C’est précisément à cette atmosphère que se consacre le contrebassiste Claude Tchamitchian dans son nouvel album « Vortice » (tourbillon en italien). Avec trois autres représentants remarquables de la scène jazz française, il crée des images sonores qui se déploient comme un programme de cirque poétique. Des compositions qui se déplacent avec légèreté comme des chevaux ornés de plumes, des thèmes qui tourbillonnent, cherchent l’équilibre tout en maintenant une tension fragile. Plus on tend l’oreille, plus la richesse des détails se révèle dans chaque morceau.
Le pianiste Bruno Angelini déclenche un galop de clavier endiablé, abstrait, mais toujours suivi par des mélodies qui apparaissent. Claude Tchamitchian lui-même se tient en équilibre sur ses cordes de basse avec l’archet et des doigts, tel un artiste sur une ligne de haute voltige. Les notes de clarinette de Catherine Delaunay dansent de manière ludique et acrobatique à travers l’air, tandis que le saxophone de Christophe Monniot jongle ses notes tantôt avec douceur, tantôt de manière audacieuse à travers le manège.
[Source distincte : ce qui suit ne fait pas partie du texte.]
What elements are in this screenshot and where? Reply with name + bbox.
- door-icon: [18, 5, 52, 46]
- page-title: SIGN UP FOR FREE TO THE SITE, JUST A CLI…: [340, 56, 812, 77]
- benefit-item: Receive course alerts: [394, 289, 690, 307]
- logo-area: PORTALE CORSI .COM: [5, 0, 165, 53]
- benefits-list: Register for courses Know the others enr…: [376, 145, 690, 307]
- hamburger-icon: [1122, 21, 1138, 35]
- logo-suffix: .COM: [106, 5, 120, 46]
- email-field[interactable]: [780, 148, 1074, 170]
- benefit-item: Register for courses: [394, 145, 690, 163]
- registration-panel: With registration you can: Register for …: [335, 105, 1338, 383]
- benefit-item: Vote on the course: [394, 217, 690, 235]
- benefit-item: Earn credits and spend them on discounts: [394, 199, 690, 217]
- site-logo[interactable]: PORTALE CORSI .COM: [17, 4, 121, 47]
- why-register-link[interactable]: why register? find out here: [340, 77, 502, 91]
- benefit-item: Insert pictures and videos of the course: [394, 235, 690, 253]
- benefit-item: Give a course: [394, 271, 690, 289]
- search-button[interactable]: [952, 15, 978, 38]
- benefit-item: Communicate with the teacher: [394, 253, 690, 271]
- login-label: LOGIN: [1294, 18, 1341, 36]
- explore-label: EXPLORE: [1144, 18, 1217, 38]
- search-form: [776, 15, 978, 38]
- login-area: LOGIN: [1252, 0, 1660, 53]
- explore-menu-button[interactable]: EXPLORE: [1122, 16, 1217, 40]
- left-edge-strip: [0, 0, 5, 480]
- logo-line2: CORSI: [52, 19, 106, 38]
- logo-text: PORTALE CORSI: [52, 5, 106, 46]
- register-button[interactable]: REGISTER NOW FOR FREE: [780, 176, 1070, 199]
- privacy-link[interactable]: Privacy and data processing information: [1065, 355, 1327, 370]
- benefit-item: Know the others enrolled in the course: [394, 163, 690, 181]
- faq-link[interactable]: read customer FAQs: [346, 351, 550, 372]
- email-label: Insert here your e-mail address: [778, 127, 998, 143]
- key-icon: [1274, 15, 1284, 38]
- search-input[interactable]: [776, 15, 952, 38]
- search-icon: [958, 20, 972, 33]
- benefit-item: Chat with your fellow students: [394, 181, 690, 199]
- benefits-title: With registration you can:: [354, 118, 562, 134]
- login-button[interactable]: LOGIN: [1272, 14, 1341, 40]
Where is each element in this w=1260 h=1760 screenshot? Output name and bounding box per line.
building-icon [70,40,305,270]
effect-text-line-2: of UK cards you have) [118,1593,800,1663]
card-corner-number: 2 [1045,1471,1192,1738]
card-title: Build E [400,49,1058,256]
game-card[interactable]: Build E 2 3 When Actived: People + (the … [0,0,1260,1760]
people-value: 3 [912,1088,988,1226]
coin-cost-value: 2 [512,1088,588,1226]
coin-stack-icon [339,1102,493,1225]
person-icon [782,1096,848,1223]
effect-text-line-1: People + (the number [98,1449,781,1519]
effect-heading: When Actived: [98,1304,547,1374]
De nouvelles sensations apparaissent sans cesse, ils se dirigent vers des sommets - de petites pièces d’art sonore aux rebondissements surprenants qui font briller les oreilles.
Conseil de lecture :
Parmi mes textes préférés figure le petit récit « Le Cirque » de l’auteur suisse C.-F. Ramuz, qui traduit cette magie du monde du cirque non pas en sons, mais en mots très poétiques.